In re Jones

33 Minn. 405 | Minn. | 1885

Dickinson, J.

These appellants, Rudd & Green, were creditors of Jones & Jones, who were insolvent. Rudd & Green commenced an action in the district court for the recovery of their debt, the complaint being filed in the clerk’s office and the summons personally served. Twenty days having elapsed after such filing and service, and the defendants being in default, judgment was duly entered, upon which execution was issued to a sheriff, who levied upon personal property of the judgment debtors. Some time after the levy, the court, upon the petition of other creditors of the judgment debtors, under the insolvent aet of 1881, appointed a receiver of the property of the insolvent debtors, expressly including the property which had been levied upon and which was then held under the execution. This order of appointment further directed the sheriff to surrender such property to the receiver, and ordered the receiver to take the same and convert it into money, and to pay it to the creditors of the insolvents under the direction of the court. But, for the protection of any exclusive rights which the judgment creditors might have actjuired through the execution, the receiver was directed to keep the proceeds *406of this property separate from other funds held by him as receiver, and to retain the same until the further order of the court. The judgment creditors, Rudd & Green, have appealed from the order. Our decision need be directed only to that part of the order which in terms affects the property held under the execution, and directs it to be disposed of as though the levy was avoided by the appointment of the receiver.

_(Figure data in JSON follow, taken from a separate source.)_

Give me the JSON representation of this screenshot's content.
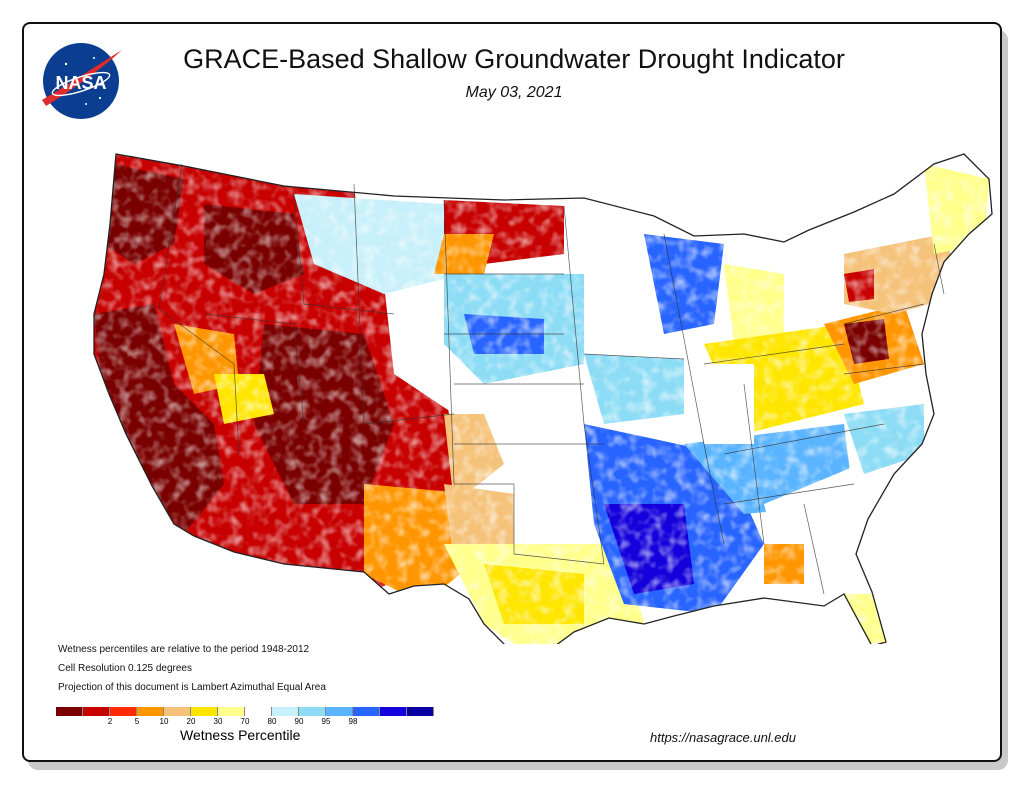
{
  "title": "GRACE-Based Shallow Groundwater Drought Indicator",
  "date": "May 03, 2021",
  "logo": {
    "text": "NASA",
    "colors": {
      "disc": "#0b3d91",
      "swoosh": "#dd2c2c"
    }
  },
  "notes": [
    "Wetness percentiles are relative to the period 1948-2012",
    "Cell Resolution 0.125 degrees",
    "Projection of this document is Lambert Azimuthal Equal Area"
  ],
  "legend": {
    "title": "Wetness Percentile",
    "colors": [
      "#7a0000",
      "#c80000",
      "#ff2a00",
      "#ff9600",
      "#f5c27a",
      "#ffe600",
      "#ffff8c",
      "#ffffff",
      "#c8f0fa",
      "#8cdcf5",
      "#5ab4ff",
      "#2864ff",
      "#1400dc",
      "#0a00a0"
    ],
    "ticks": [
      "2",
      "5",
      "10",
      "20",
      "30",
      "70",
      "80",
      "90",
      "95",
      "98"
    ]
  },
  "url": "https://nasagrace.unl.edu",
  "map": {
    "region": "Contiguous United States",
    "regions": [
      {
        "name": "pacific-northwest",
        "level": "2"
      },
      {
        "name": "california",
        "level": "2"
      },
      {
        "name": "great-basin",
        "level": "5"
      },
      {
        "name": "four-corners",
        "level": "2"
      },
      {
        "name": "southern-rockies",
        "level": "5"
      },
      {
        "name": "northern-rockies",
        "level": "5"
      },
      {
        "name": "dakotas-north",
        "level": "5"
      },
      {
        "name": "northern-plains",
        "level": "80"
      },
      {
        "name": "central-plains",
        "level": "70"
      },
      {
        "name": "southern-plains-west",
        "level": "20"
      },
      {
        "name": "texas",
        "level": "30"
      },
      {
        "name": "upper-midwest",
        "level": "90"
      },
      {
        "name": "lower-mississippi",
        "level": "98"
      },
      {
        "name": "tennessee-valley",
        "level": "95"
      },
      {
        "name": "ohio-valley",
        "level": "30"
      },
      {
        "name": "pennsylvania",
        "level": "5"
      },
      {
        "name": "northeast",
        "level": "20"
      },
      {
        "name": "southeast",
        "level": "80"
      },
      {
        "name": "florida",
        "level": "30"
      }
    ]
  }
}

1. The order was appealable. It is within the statute which allows an appeal “from a final order affecting a substantial right, made in a special proceeding.” Gen. St. 1878, c. 86, § 8; In re Graeff, 30 Minn. 358. The appellants had the legal right, unless the insolvency proceedings had the effect to vacate the previous levy under the execution, to have the property sold by the sheriff under the writ, and to have the proceeds applied directly to the satisfaction of their judgment. As respects that right the order requiring the property to be surrendered to the receiver, to be disposed of by him, and that the proceeds be retained and applied as the court might direct, was final, and it affected a substantial right.

2. The appointment of the receiver under the insolvent law (Laws 1881, c. 148) cannot be regarded as having the effect of avoiding the previous levy under execution, unless it is apparent from the terms of the statute that such was the intention of the legislature. It is not suggested that any part of the act contains provisions indicating such an intention unless it be sections 1 and 2.

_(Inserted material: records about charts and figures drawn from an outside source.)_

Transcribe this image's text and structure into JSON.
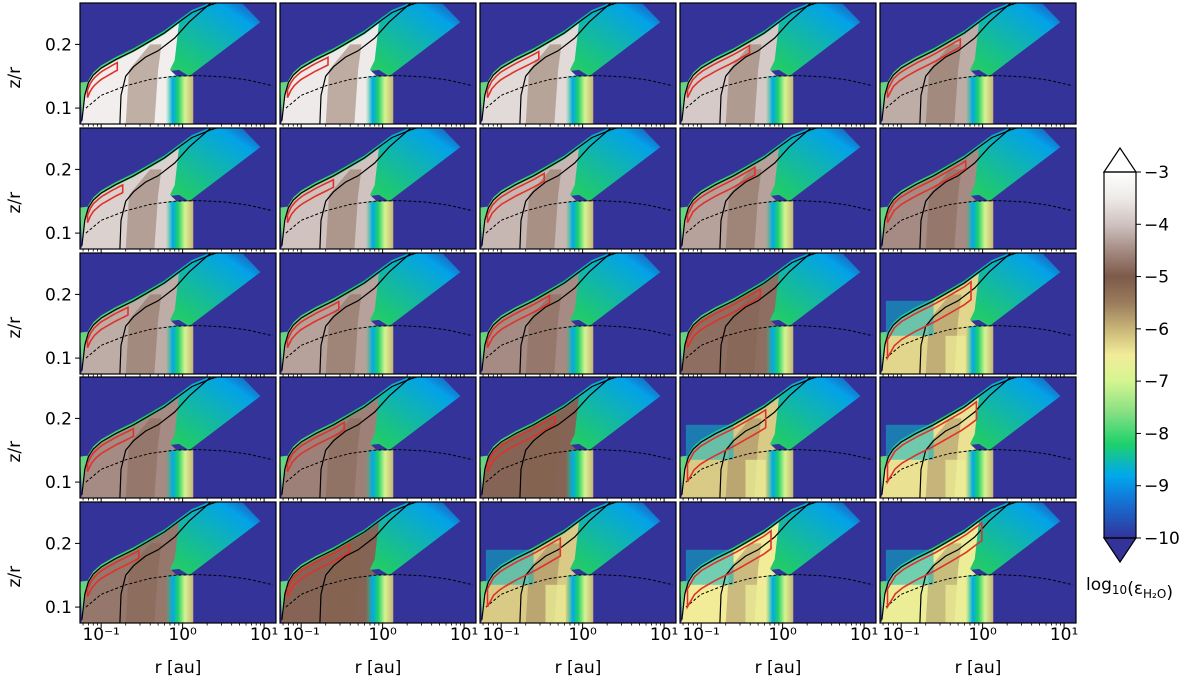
{
  "chart_data": {
    "type": "heatmap",
    "grid": {
      "rows": 5,
      "cols": 5
    },
    "x": {
      "label": "r [au]",
      "scale": "log",
      "range": [
        0.055,
        14
      ],
      "major_ticks": [
        0.1,
        1,
        10
      ],
      "tick_labels": [
        "10⁻¹",
        "10⁰",
        "10¹"
      ]
    },
    "y": {
      "label": "z/r",
      "range": [
        0.075,
        0.265
      ],
      "ticks": [
        0.1,
        0.2
      ],
      "tick_labels": [
        "0.1",
        "0.2"
      ]
    },
    "colorbar": {
      "label_prefix": "log",
      "label_sub": "10",
      "label_eps": "(ε",
      "label_eps_sub": "H₂O",
      "label_close": ")",
      "min": -10,
      "max": -3,
      "extend": "both",
      "ticks": [
        -3,
        -4,
        -5,
        -6,
        -7,
        -8,
        -9,
        -10
      ],
      "tick_labels": [
        "−3",
        "−4",
        "−5",
        "−6",
        "−7",
        "−8",
        "−9",
        "−10"
      ],
      "colormap": "terrain",
      "stops": [
        {
          "v": -10,
          "color": "#333399"
        },
        {
          "v": -9.3,
          "color": "#1473d6"
        },
        {
          "v": -8.8,
          "color": "#00a8ed"
        },
        {
          "v": -8.2,
          "color": "#1ed16b"
        },
        {
          "v": -7.6,
          "color": "#86e083"
        },
        {
          "v": -7,
          "color": "#d6f591"
        },
        {
          "v": -6.5,
          "color": "#f2ec99"
        },
        {
          "v": -6,
          "color": "#c9b578"
        },
        {
          "v": -5.5,
          "color": "#9a7c5c"
        },
        {
          "v": -5,
          "color": "#7d5a4a"
        },
        {
          "v": -4.5,
          "color": "#a58b83"
        },
        {
          "v": -4,
          "color": "#cfc2bf"
        },
        {
          "v": -3.5,
          "color": "#eeeae9"
        },
        {
          "v": -3,
          "color": "#ffffff"
        }
      ]
    },
    "panel_inner_log_abundance": [
      [
        -3.4,
        -3.5,
        -3.7,
        -3.9,
        -4.2
      ],
      [
        -3.8,
        -4.0,
        -4.1,
        -4.3,
        -4.5
      ],
      [
        -4.2,
        -4.3,
        -4.5,
        -4.8,
        -6.3
      ],
      [
        -4.5,
        -4.6,
        -4.9,
        -6.2,
        -6.4
      ],
      [
        -4.7,
        -4.9,
        -6.2,
        -6.5,
        -6.6
      ]
    ],
    "reference_curves": {
      "dashed_surface": {
        "r": [
          0.065,
          0.1,
          0.2,
          0.4,
          0.8,
          1.6,
          3.2,
          6.4,
          12.8
        ],
        "zr": [
          0.1,
          0.12,
          0.135,
          0.145,
          0.15,
          0.151,
          0.149,
          0.144,
          0.135
        ]
      },
      "upper_boundary": {
        "r": [
          0.058,
          0.063,
          0.07,
          0.08,
          0.1,
          0.15,
          0.25,
          0.4,
          0.6,
          0.9,
          1.3,
          2.2,
          3.5,
          4.2
        ],
        "zr": [
          0.08,
          0.12,
          0.14,
          0.152,
          0.163,
          0.176,
          0.19,
          0.205,
          0.218,
          0.235,
          0.25,
          0.262,
          0.27,
          0.275
        ]
      },
      "midplane_front": {
        "r": [
          0.17,
          0.175,
          0.2,
          0.25,
          0.35,
          0.5,
          0.8,
          1.2,
          2,
          3
        ],
        "zr": [
          0.075,
          0.12,
          0.15,
          0.165,
          0.18,
          0.19,
          0.21,
          0.235,
          0.26,
          0.28
        ]
      }
    }
  }
}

Section 1 provides particularly in respect to voluntary assignments by debtors whose property has been attached or levied upon; and it distinctly gives to the assignment, made in accordance wdth the provisions of that section, the effect of dissolving attachments, levies, and garnishments. But levies such as that by which the property here in question was held at the time these insolvency proceedings were instituted, are excluded from such invalidating operation of the statute by the proviso with which the section concludes, which is as follows : “Provided, however, that this section shall not apply to cases where an execution has been issued upon a judgment in an action where the complaint has been filed in the office of the clerk of the court twenty days prior to the entry of the judgment.”

*407Section 2 relates to involuntary insolvency proceedings upon the petition of creditors. The only language in this section indicating a purpose that liens effected by legal process should be avoided by subsequent insolvency proceedings, is that which provides that the receiver, when appointed, “shall take possession of all the debtor’s property, * * * including property attached or levied upon or garnished, in the manner and subject to the limitations herein provided.” The words italicized are most naturally construed as qualifying the clause expressing the duty or authority of the receiver to take possession of the debtor’s property. The word “herein” may as well be read as referring to the whole act as to this particular section merely.

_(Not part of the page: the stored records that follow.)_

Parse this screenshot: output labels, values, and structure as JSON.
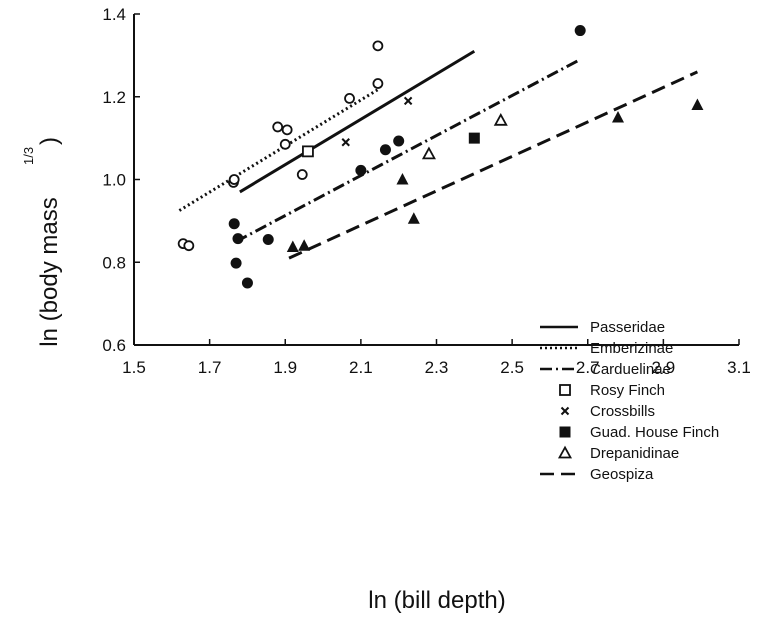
{
  "chart_data": {
    "type": "scatter",
    "xlabel": "ln (bill depth)",
    "ylabel_main": "ln (body mass",
    "ylabel_sup": "1/3",
    "ylabel_close": ")",
    "xlim": [
      1.5,
      3.1
    ],
    "ylim": [
      0.6,
      1.4
    ],
    "xticks": [
      1.5,
      1.7,
      1.9,
      2.1,
      2.3,
      2.5,
      2.7,
      2.9,
      3.1
    ],
    "xtick_labels": [
      "1.5",
      "1.7",
      "1.9",
      "2.1",
      "2.3",
      "2.5",
      "2.7",
      "2.9",
      "3.1"
    ],
    "yticks": [
      0.6,
      0.8,
      1.0,
      1.2,
      1.4
    ],
    "ytick_labels": [
      "0.6",
      "0.8",
      "1.0",
      "1.2",
      "1.4"
    ],
    "grid": false,
    "legend_position": "bottom-right",
    "series": [
      {
        "name": "Emberizinae",
        "marker": "open-circle",
        "points": [
          [
            1.63,
            0.845
          ],
          [
            1.645,
            0.84
          ],
          [
            1.763,
            0.993
          ],
          [
            1.765,
            1.0
          ],
          [
            1.88,
            1.127
          ],
          [
            1.9,
            1.085
          ],
          [
            1.905,
            1.12
          ],
          [
            1.945,
            1.012
          ],
          [
            2.07,
            1.196
          ],
          [
            2.145,
            1.323
          ],
          [
            2.145,
            1.232
          ]
        ]
      },
      {
        "name": "Rosy Finch",
        "marker": "open-square",
        "points": [
          [
            1.96,
            1.068
          ]
        ]
      },
      {
        "name": "Crossbills",
        "marker": "cross",
        "points": [
          [
            2.06,
            1.09
          ],
          [
            2.225,
            1.19
          ]
        ]
      },
      {
        "name": "Carduelinae",
        "marker": "filled-circle",
        "points": [
          [
            1.765,
            0.893
          ],
          [
            1.775,
            0.857
          ],
          [
            1.77,
            0.798
          ],
          [
            1.8,
            0.75
          ],
          [
            1.855,
            0.855
          ],
          [
            2.1,
            1.022
          ],
          [
            2.165,
            1.072
          ],
          [
            2.2,
            1.093
          ],
          [
            2.68,
            1.36
          ]
        ]
      },
      {
        "name": "Guad. House Finch",
        "marker": "filled-square",
        "points": [
          [
            2.4,
            1.1
          ]
        ]
      },
      {
        "name": "Drepanidinae",
        "marker": "open-triangle",
        "points": [
          [
            2.28,
            1.062
          ],
          [
            2.47,
            1.143
          ]
        ]
      },
      {
        "name": "Geospiza",
        "marker": "filled-triangle",
        "points": [
          [
            1.92,
            0.837
          ],
          [
            1.95,
            0.84
          ],
          [
            2.21,
            1.0
          ],
          [
            2.24,
            0.905
          ],
          [
            2.78,
            1.15
          ],
          [
            2.99,
            1.18
          ]
        ]
      }
    ],
    "lines": [
      {
        "name": "Passeridae",
        "style": "solid",
        "x": [
          1.78,
          2.4
        ],
        "y": [
          0.97,
          1.31
        ]
      },
      {
        "name": "Emberizinae",
        "style": "dotted",
        "x": [
          1.62,
          2.15
        ],
        "y": [
          0.925,
          1.22
        ]
      },
      {
        "name": "Carduelinae",
        "style": "dashdot",
        "x": [
          1.77,
          2.68
        ],
        "y": [
          0.85,
          1.29
        ]
      },
      {
        "name": "Geospiza",
        "style": "dashed",
        "x": [
          1.91,
          2.99
        ],
        "y": [
          0.81,
          1.26
        ]
      }
    ],
    "legend": [
      {
        "label": "Passeridae",
        "key": "solid"
      },
      {
        "label": "Emberizinae",
        "key": "dotted"
      },
      {
        "label": "Carduelinae",
        "key": "dashdot"
      },
      {
        "label": "Rosy Finch",
        "key": "open-square"
      },
      {
        "label": "Crossbills",
        "key": "cross"
      },
      {
        "label": "Guad. House Finch",
        "key": "filled-square"
      },
      {
        "label": "Drepanidinae",
        "key": "open-triangle"
      },
      {
        "label": "Geospiza",
        "key": "dashed"
      }
    ]
  }
}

We construe this qualification of the authority of the receiver to take possession of the property of the debtor, including property attached, etc., as if it read, “subject to the limitations in this act provided.” This construction has the effect to extend the same protection to this class of liens, (those acquired by execution, where the complaint has been filed 20 days prior to the entry of judgment,) whether the subsequent insolvency proceedings are instituted by the voluntary assignment of the debtor under the provisions of section 1, or upon the petition of creditors under section 2. Nor can we.conceive any reason which should have led the legislature to make any distinction between the two classes of cases, so as to make the legally-acquired lien effectual to the judgment creditor in the one case, but not in the other. We think that it was not intended that such liens should be avoided by the mere instituting of insolvency proceedings and the appointment of a receiver.

The order appealed from should be reversed, so far as it in terms divests the sheriff of the property held under the execution, and requires the surrender of it to the receiver and the disposal of it by him. But if the property has been already disposed of by the receiver in accordance with the order, then the proceeds, or so much thereof as may be necessary, should be delivered to the sheriff to be applied by him in satisfaction of his execution. It is ordered accordingly, and the cause is remanded to the district court, with directions to carry into effect this determination.